Wednesday, February 1, 2017

The Searchers

John Wayne was in so many great films that it's impossible to name a "best" film. But if you threatened to throw me off a cliff unless I picked one, I'd probably go with The Searchers from 1956. 

This is perhaps the Duke's darkest role. His character--Ethan Edwards--hates Indians. I mean he really, really hates Indians. When his young niece Debbie is kidnapped by Comanches (after the rest of his family is killed in a raid), he spends five years obsessively searching for her--and plans on killing her when she's found because in his eyes she's no longer white.

Accompanying Ethan is Martin Pawley, Debbie's adopted older brother. He knows what Ethan plans, but works with him as the best way of finding Debbie. They can kill each other when deciding her fate when she's found. That they work well together and gain respect while developing something of a father/son relationship only complicates matters more.

That brief summary doesn't do this brilliant film justice. The intensity of the emotions involved; the performance by Wayne; the beautiful location shots and director John Ford's visual artistry all combine to make this a true classic. 

Like most movies in the 1950s, The Searchers got a comic book adaptation published by Dell Comics. It appeared in Four Color #709 (June 1956) with art by Mike Roy.
I suppose when a comic book adapts a movie that good, it's bound to suffer in comparison. Roy, for instance, is a very good artist, but there was nothing he could draw that would match the visual magnificence of Monument Valley as filmed by John Ford. 

The story is reasonably faithful in telling the story, covering all the major plot points. The main difference, though, is something that I think probably relates to Dell's pledge to parents that their comics were "good" comics--that nothing they publish would ever be objectionable.

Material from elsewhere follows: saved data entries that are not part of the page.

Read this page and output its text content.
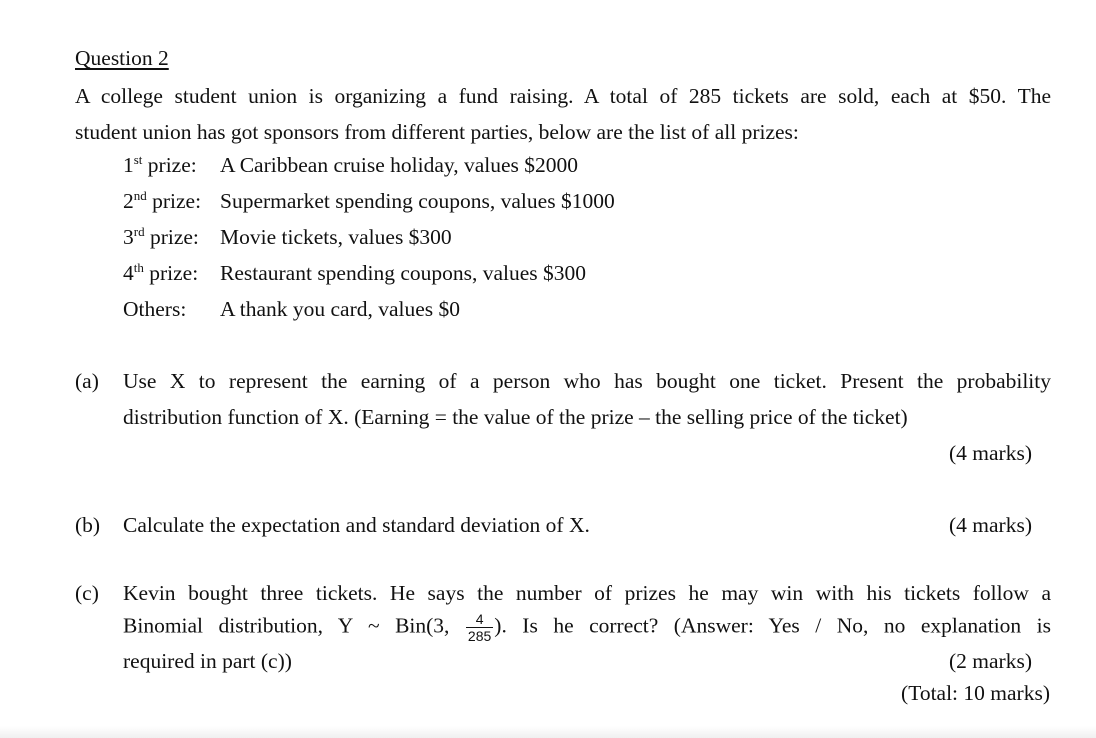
Question 2
A college student union is organizing a fund raising. A total of 285 tickets are sold, each at $50. The
student union has got sponsors from different parties, below are the list of all prizes:
1st prize: A Caribbean cruise holiday, values $2000
2nd prize: Supermarket spending coupons, values $1000
3rd prize: Movie tickets, values $300
4th prize: Restaurant spending coupons, values $300
Others: A thank you card, values $0
(a) Use X to represent the earning of a person who has bought one ticket. Present the probability
distribution function of X. (Earning = the value of the prize – the selling price of the ticket)
(4 marks)
(b) Calculate the expectation and standard deviation of X.	(4 marks)
(c) Kevin bought three tickets. He says the number of prizes he may win with his tickets follow a
Binomial distribution, Y ~ Bin(3, $\frac{4}{285}$ ). Is he correct? (Answer: Yes / No, no explanation is
required in part (c))	(2 marks)
(Total: 10 marks)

In retrospect, this was one of the reasons Dell was so good at graphic storytelling. They couldn't depend on anything even remotely lewd or tasteless to garner interest in their comics. Their only option was to tell really good stories.

The adaptation of The Searchers is a rare example of how this could work against them. All through the story, Ethan Edwards' hatred of Indians and violent intentions might be hinted at, but could never be shown overtly enough to give the story the emotional punch it needed. Ethan has to be a morally broken man. Otherwise, a lot of the tension in the story vanishes and his decision to allow Debbie to live at the end losses most of its impact. 

I'm going to give you an example of what I mean. Below is a one-and-a-quarter pages from the comic book, followed by a clip from the movie that shows the scene these panels are adapting. Notice that Ethan's clear intention to kill the girl doesn't make it to the comics.

Gee whiz, this is bizarre. Normally, I'm first in line to bring modern pop culture to task for being crude, lewd or gross and will never stop believing that lack of high standards in these areas (aside from moral issues) is often a block to good storytelling. But here, an effort to clean up Ethan Edwards' act led to a less effective story. It's not the portrayal of violence and personal darkness that's bad--it's how its portrayed.